Comment 20 for bug 1815002

Revision history for this message
Steve Langasek (vorlon) wrote : Re: [Bug 1815002] Re: quick-boot-lvm.patch caused regression - menu always appear if root is on Btrfs

On Thu, Mar 07, 2019 at 05:04:51PM -0000, Felipe Castillo wrote:

> Any news on this issue? The suggested workaround, which is to modify the
> timeout is not even a workaround. It will indeed shorten the boot time,
> but in case of any errors or interruption to booting, I won't be able to
> see the GRUB menu on next boot.

> This is such a regression, for years (as many people mentioned here) I was
> able to boot without delay, and if there were errors, I did see the GRUB
> menu.

The only way this could be true is if your grub root is configured on a
filesystem that grub knows how to write to; and to the best of our knowledge
this is not supported on top of LVM, as described in /etc/grub.d/00_header.
To test whether this is the case, you can do the following from the grub
prompt:

set var_test=value
save_env var_test

You should get an error message:

error: diskfilter writes are not supported

If you find a system where the above command succeeds, but you are seeing
the 30 second boot delay, then that is a bug and we should fix it.

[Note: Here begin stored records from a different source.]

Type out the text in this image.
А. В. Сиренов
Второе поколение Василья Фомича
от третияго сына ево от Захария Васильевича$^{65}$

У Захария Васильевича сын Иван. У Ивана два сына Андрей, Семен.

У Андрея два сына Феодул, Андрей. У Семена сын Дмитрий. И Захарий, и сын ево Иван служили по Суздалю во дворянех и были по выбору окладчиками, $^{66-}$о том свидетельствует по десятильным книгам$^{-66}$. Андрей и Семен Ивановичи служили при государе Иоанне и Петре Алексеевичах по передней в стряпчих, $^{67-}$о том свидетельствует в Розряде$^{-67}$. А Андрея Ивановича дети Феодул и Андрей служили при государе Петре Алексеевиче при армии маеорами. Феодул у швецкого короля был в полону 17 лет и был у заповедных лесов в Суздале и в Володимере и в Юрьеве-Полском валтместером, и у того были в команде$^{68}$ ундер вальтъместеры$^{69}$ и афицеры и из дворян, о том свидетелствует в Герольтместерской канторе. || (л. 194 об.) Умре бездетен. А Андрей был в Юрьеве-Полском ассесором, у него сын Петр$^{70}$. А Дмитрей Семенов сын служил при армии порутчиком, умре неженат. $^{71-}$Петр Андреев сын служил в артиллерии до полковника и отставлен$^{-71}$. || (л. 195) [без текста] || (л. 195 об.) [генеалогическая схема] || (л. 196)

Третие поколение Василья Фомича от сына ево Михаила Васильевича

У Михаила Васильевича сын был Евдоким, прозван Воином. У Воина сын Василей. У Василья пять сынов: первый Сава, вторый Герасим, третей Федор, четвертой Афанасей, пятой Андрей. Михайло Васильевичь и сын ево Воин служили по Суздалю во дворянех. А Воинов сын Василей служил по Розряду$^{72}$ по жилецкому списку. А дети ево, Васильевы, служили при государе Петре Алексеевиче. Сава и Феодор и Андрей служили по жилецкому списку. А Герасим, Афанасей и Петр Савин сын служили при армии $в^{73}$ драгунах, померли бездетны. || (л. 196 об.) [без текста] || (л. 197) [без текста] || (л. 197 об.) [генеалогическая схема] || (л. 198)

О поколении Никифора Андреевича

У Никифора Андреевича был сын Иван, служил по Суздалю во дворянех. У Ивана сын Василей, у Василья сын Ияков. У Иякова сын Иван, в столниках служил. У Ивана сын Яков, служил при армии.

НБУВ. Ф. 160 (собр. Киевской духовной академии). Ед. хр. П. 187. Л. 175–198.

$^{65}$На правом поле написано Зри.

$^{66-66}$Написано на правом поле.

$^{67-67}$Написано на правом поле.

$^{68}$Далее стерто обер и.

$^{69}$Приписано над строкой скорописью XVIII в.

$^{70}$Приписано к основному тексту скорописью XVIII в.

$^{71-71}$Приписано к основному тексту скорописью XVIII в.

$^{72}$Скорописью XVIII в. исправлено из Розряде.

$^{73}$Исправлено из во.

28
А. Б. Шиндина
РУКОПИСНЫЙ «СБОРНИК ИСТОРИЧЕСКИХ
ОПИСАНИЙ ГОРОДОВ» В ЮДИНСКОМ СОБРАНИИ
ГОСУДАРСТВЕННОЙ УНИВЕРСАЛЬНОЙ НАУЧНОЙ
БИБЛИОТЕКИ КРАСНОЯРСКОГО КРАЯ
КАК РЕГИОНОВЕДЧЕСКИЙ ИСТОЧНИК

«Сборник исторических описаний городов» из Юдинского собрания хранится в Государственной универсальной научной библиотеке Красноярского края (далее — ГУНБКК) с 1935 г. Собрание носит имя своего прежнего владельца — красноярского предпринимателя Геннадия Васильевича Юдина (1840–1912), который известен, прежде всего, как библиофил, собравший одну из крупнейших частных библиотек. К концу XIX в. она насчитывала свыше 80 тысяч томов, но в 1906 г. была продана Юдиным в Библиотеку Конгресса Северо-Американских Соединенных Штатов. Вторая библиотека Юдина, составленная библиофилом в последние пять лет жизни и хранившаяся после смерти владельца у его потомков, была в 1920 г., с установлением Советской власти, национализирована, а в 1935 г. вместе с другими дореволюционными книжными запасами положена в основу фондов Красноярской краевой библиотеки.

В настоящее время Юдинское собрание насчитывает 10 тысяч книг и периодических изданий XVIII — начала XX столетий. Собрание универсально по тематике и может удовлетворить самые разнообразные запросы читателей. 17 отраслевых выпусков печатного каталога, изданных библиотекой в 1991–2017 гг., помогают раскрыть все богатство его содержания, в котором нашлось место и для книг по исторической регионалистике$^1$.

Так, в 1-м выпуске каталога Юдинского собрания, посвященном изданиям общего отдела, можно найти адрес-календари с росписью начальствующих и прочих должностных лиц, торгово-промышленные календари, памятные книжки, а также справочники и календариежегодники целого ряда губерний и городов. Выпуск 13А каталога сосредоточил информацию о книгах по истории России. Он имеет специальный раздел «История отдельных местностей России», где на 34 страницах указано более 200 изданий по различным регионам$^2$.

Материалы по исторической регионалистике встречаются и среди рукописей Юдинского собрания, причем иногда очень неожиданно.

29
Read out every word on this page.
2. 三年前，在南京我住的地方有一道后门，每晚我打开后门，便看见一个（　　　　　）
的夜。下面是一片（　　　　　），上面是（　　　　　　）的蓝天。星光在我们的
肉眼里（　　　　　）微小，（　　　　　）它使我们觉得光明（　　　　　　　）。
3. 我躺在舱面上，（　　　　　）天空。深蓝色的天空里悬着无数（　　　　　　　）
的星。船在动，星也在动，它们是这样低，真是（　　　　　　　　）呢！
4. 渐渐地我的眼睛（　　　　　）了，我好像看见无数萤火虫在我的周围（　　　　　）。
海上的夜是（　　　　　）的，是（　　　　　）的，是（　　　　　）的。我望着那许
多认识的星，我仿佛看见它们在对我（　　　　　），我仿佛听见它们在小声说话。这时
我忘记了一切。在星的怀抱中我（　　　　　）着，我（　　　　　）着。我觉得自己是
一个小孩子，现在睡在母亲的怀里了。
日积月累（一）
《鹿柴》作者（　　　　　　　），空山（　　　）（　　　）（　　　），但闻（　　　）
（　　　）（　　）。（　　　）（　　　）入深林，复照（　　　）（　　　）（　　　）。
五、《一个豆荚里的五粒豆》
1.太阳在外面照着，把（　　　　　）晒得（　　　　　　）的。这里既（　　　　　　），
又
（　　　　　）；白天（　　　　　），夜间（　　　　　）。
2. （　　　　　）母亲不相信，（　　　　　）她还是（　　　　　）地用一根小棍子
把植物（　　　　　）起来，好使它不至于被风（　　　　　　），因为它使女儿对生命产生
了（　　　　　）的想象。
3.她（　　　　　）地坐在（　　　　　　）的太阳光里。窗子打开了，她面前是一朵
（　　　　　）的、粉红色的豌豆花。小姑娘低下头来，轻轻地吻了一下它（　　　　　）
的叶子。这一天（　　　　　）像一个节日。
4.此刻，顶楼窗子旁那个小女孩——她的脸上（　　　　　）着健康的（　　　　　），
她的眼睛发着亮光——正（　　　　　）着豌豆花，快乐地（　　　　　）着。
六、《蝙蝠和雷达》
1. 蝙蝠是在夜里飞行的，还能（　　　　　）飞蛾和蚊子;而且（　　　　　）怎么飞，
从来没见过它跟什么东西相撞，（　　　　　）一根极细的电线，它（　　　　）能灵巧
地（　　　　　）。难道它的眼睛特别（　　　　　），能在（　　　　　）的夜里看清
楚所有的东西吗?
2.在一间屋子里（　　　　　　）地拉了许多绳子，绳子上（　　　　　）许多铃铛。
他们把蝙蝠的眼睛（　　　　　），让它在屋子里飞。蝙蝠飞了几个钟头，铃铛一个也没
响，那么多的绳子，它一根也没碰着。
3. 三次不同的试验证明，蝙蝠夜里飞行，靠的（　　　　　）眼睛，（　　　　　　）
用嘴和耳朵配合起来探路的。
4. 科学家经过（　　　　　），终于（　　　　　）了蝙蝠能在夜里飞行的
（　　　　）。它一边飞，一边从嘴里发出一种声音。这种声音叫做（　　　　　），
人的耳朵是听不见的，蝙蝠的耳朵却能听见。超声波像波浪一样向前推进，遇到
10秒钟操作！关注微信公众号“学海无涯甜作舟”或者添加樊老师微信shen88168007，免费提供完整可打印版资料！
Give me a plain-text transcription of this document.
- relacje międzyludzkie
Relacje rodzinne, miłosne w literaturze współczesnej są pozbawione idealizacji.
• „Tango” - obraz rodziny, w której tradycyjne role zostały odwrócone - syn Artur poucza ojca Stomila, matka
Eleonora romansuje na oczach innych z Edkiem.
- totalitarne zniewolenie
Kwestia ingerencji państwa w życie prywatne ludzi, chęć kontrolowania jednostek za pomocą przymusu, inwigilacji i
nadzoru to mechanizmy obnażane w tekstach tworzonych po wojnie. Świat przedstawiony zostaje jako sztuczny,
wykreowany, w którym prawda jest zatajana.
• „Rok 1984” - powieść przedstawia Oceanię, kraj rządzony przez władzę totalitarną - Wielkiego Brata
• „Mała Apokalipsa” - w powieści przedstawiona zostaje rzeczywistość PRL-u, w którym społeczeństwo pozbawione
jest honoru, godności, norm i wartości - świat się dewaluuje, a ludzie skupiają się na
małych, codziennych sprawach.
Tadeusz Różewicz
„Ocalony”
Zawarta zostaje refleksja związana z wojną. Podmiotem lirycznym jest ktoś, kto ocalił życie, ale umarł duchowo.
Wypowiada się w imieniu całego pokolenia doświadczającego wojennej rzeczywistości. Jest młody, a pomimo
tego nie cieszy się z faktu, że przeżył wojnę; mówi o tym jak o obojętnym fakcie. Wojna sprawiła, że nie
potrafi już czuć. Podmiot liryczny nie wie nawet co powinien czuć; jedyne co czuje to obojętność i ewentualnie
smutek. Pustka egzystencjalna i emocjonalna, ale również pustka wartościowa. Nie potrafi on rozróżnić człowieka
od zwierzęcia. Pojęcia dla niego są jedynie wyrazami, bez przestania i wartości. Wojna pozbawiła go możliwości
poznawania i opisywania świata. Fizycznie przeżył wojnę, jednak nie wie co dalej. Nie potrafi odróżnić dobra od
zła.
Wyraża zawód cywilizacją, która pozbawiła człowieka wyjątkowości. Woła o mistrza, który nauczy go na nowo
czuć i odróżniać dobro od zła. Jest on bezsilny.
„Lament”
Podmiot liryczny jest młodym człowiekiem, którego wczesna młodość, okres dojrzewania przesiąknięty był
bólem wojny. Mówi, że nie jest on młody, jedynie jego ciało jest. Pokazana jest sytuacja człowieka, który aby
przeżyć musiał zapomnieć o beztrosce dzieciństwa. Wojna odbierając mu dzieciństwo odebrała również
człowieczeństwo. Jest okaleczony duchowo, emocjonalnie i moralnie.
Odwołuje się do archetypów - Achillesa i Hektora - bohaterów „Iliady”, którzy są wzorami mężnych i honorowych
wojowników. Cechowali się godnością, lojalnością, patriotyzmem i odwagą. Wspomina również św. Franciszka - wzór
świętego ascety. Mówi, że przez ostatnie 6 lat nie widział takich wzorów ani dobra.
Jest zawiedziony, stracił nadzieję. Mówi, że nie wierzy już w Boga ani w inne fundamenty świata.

But if the above save_env command fails, then there is no possible way that
you saw the GRUB menu on error on that system with that filesystem
configuration, because there is no possible way for GRUB to detect that
there was an error.

RussianNeuroMancer's argument is different; he argues that using Esc to
access the GRUB menu during UEFI boot DOES work reliably and therefore we
should default to booting fast. So far, I am unable to confirm that it's
reliable; but at best, it would be dependent on the user detecting flickers
of the screen to know when the right moment is to press Esc, which is still
bad UX, especially for the case in which there was actually an error on the
previous boot and the user struggles to figure out how to get to the menu.

The right solution is for us to make sure we always have writable space
where we can store grubenv between boots, so that we don't have to choose
between two suboptimal user experiences.